Remember, BROADWAY was. I tried to make the point. BROADWAY was set up as a very large trial just for this reason to have more exploratory MACE events as a safety endpoint in one 2,500-patient trial, which is kind of a mini outcome study in some respects, and have that population be almost identical to the PREVAIL population, so we purposely set it up this way to try to further de-risk PREVAIL going forward, and so the events we're tracking as expected. The event rates in BROADWAY were as expected. Again, seeing the MACE benefit this early doesn't change our guidance because we believe that ultimately, with our two-and-a-half-year minimum follow-up, we want to try to get to the CV, CHD mortality benefit to be established, which would be a game changer in the lipid world, and so that's kind of our objective with PREVAIL.

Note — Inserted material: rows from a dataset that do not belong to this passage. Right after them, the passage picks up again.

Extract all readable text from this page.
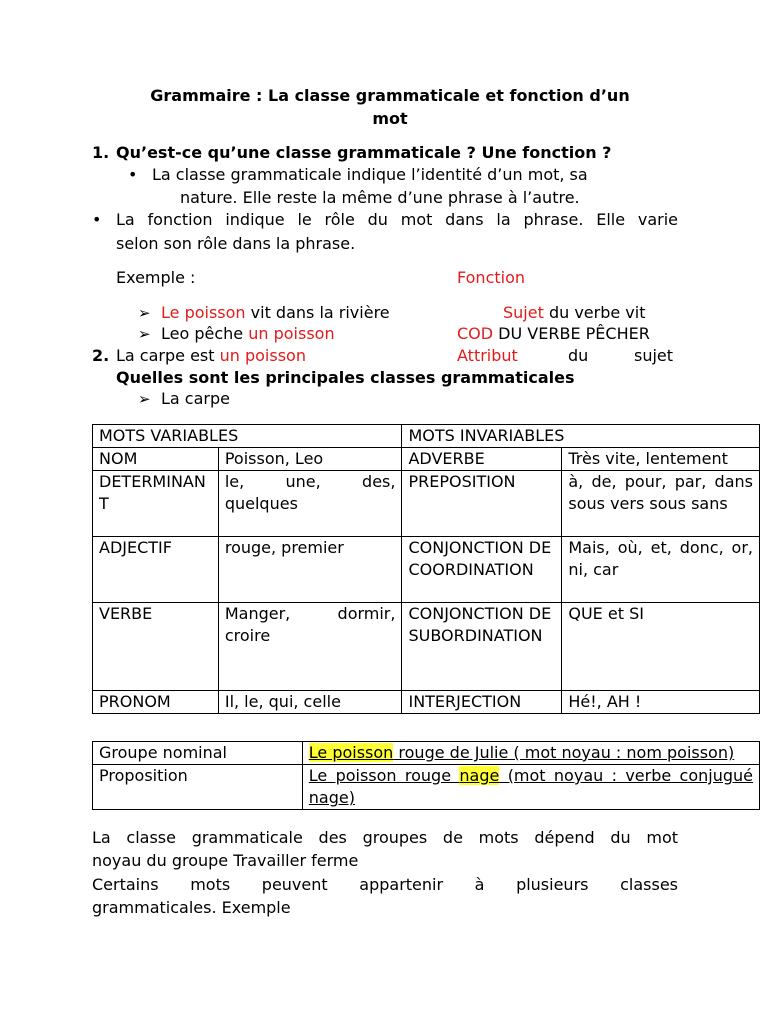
Grammaire : La classe grammaticale et fonction d’un
mot
1. Qu’est-ce qu’une classe grammaticale ? Une fonction ?
• La classe grammaticale indique l’identité d’un mot, sa
nature. Elle reste la même d’une phrase à l’autre.
• La fonction indique le rôle du mot dans la phrase. Elle varie
selon son rôle dans la phrase.
Exemple :	Fonction
➢ Le poisson vit dans la rivière	Sujet du verbe vit
➢ Leo pêche un poisson	COD DU VERBE PÊCHER
2. La carpe est un poisson	Attribut	du	sujet
Quelles sont les principales classes grammaticales
➢ La carpe
MOTS VARIABLES		MOTS INVARIABLES	
NOM	Poisson, Leo	ADVERBE	Très vite, lentement
DETERMINANT	le, une, des, quelques	PREPOSITION	à, de, pour, par, dans sous vers sous sans
ADJECTIF	rouge, premier	CONJONCTION DE COORDINATION	Mais, où, et, donc, or, ni, car
VERBE	Manger, dormir, croire	CONJONCTION DE SUBORDINATION	QUE et SI
PRONOM	Il, le, qui, celle	INTERJECTION	Hé!, AH !
Groupe nominal	Le poisson rouge de Julie ( mot noyau : nom poisson)
Proposition	Le poisson rouge nage (mot noyau : verbe conjugué nage)
La classe grammaticale des groupes de mots dépend du mot
noyau du groupe Travailler ferme
Certains mots peuvent appartenir à plusieurs classes
grammaticales. Exemple
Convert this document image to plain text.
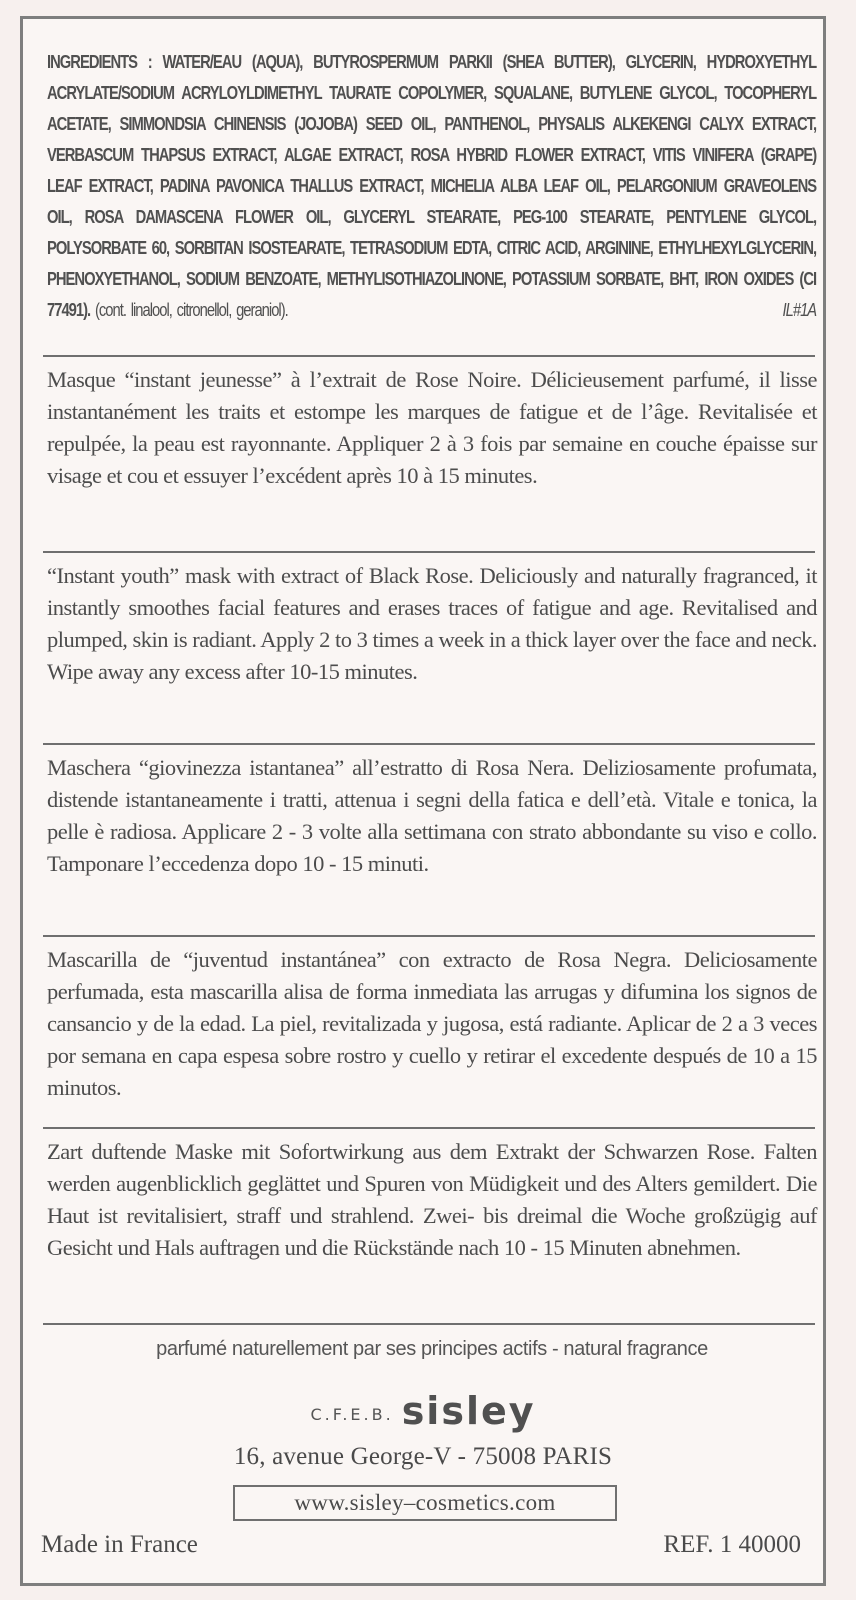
INGREDIENTS : WATER/EAU (AQUA), BUTYROSPERMUM PARKII (SHEA BUTTER), GLYCERIN, HYDROXYETHYL ACRYLATE/SODIUM ACRYLOYLDIMETHYL TAURATE COPOLYMER, SQUALANE, BUTYLENE GLYCOL, TOCOPHERYL ACETATE, SIMMONDSIA CHINENSIS (JOJOBA) SEED OIL, PANTHENOL, PHYSALIS ALKEKENGI CALYX EXTRACT, VERBASCUM THAPSUS EXTRACT, ALGAE EXTRACT, ROSA HYBRID FLOWER EXTRACT, VITIS VINIFERA (GRAPE) LEAF EXTRACT, PADINA PAVONICA THALLUS EXTRACT, MICHELIA ALBA LEAF OIL, PELARGONIUM GRAVEOLENS OIL, ROSA DAMASCENA FLOWER OIL, GLYCERYL STEARATE, PEG-100 STEARATE, PENTYLENE GLYCOL, POLYSORBATE 60, SORBITAN ISOSTEARATE, TETRASODIUM EDTA, CITRIC ACID, ARGININE, ETHYLHEXYLGLYCERIN, PHENOXYETHANOL, SODIUM BENZOATE, METHYLISOTHIAZOLINONE, POTASSIUM SORBATE, BHT, IRON OXIDES (CI 77491). (cont. linalool, citronellol, geraniol).	IL#1A

Masque “instant jeunesse” à l’extrait de Rose Noire. Délicieusement parfumé, il lisse instantanément les traits et estompe les marques de fatigue et de l’âge. Revitalisée et repulpée, la peau est rayonnante. Appliquer 2 à 3 fois par semaine en couche épaisse sur visage et cou et essuyer l’excédent après 10 à 15 minutes.

“Instant youth” mask with extract of Black Rose. Deliciously and naturally fragranced, it instantly smoothes facial features and erases traces of fatigue and age. Revitalised and plumped, skin is radiant. Apply 2 to 3 times a week in a thick layer over the face and neck. Wipe away any excess after 10-15 minutes.

Maschera “giovinezza istantanea” all’estratto di Rosa Nera. Deliziosamente profumata, distende istantaneamente i tratti, attenua i segni della fatica e dell’età. Vitale e tonica, la pelle è radiosa. Applicare 2 - 3 volte alla settimana con strato abbondante su viso e collo. Tamponare l’eccedenza dopo 10 - 15 minuti.

Mascarilla de “juventud instantánea” con extracto de Rosa Negra. Deliciosamente perfumada, esta mascarilla alisa de forma inmediata las arrugas y difumina los signos de cansancio y de la edad. La piel, revitalizada y jugosa, está radiante. Aplicar de 2 a 3 veces por semana en capa espesa sobre rostro y cuello y retirar el excedente después de 10 a 15 minutos.

Zart duftende Maske mit Sofortwirkung aus dem Extrakt der Schwarzen Rose. Falten werden augenblicklich geglättet und Spuren von Müdigkeit und des Alters gemildert. Die Haut ist revitalisiert, straff und strahlend. Zwei- bis dreimal die Woche großzügig auf Gesicht und Hals auftragen und die Rückstände nach 10 - 15 Minuten abnehmen.

parfumé naturellement par ses principes actifs - natural fragrance

C.F.E.B. sisley
16, avenue George-V - 75008 PARIS
www.sisley–cosmetics.com
Made in France	REF. 1 40000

It's not just the 3-point, 4-point MACE. It's also getting to a mortality benefit, which we'd like to see, hopefully, with that trial. And so we're going to let it—we're going to give it the time it's due to achieve those endpoints. And that's just kind of how we have set it up. And we're extremely encouraged by what we have so far. And again, tracking safety in PREVAIL has been really remarkable as well. The DSMBs have met multiple times and give us the green light on the safety aspects of the drug. So we feel that, again, that's 9,500 patients approaching all patients on almost one year of therapy. So that gives us even more enhanced confidence about translating the BROADWAY data then into the PREVAIL endpoint in the future. So anything else, John, you wanted to add to some of those comments?

John Kastelein
CSO, NewAmsterdam Pharma

No, Michael, I think you said it all. I don't want to repeat you.

Michael Davidson
CEO, NewAmsterdam Pharma

Okay. I think we really appreciate all the questions. And very much, as you can tell, we're extremely excited about the BROADWAY data. In fact, our entire phase 3 program could not have been better. We exceeded our expectations in many ways and showed a lot of benefits that we just couldn't hope for across the board. And so now we look forward to the year ahead and the regulatory interactions and so forth, again, preparing for building the team out for launching the drug or working with our European partner, Menarini. So we're really excited about that partnership. And so this is a great day for us. And we want to wish everyone happy holidays and look forward to continuing to get more data out there, upcoming medical meetings.

That's our plans, both TANDEM and BROADWAY, to be presented at upcoming medical meetings in 2025. So again, thank you very much, and wishing everyone a happy, healthy holiday and healthy and happy 2025. Thank you very much.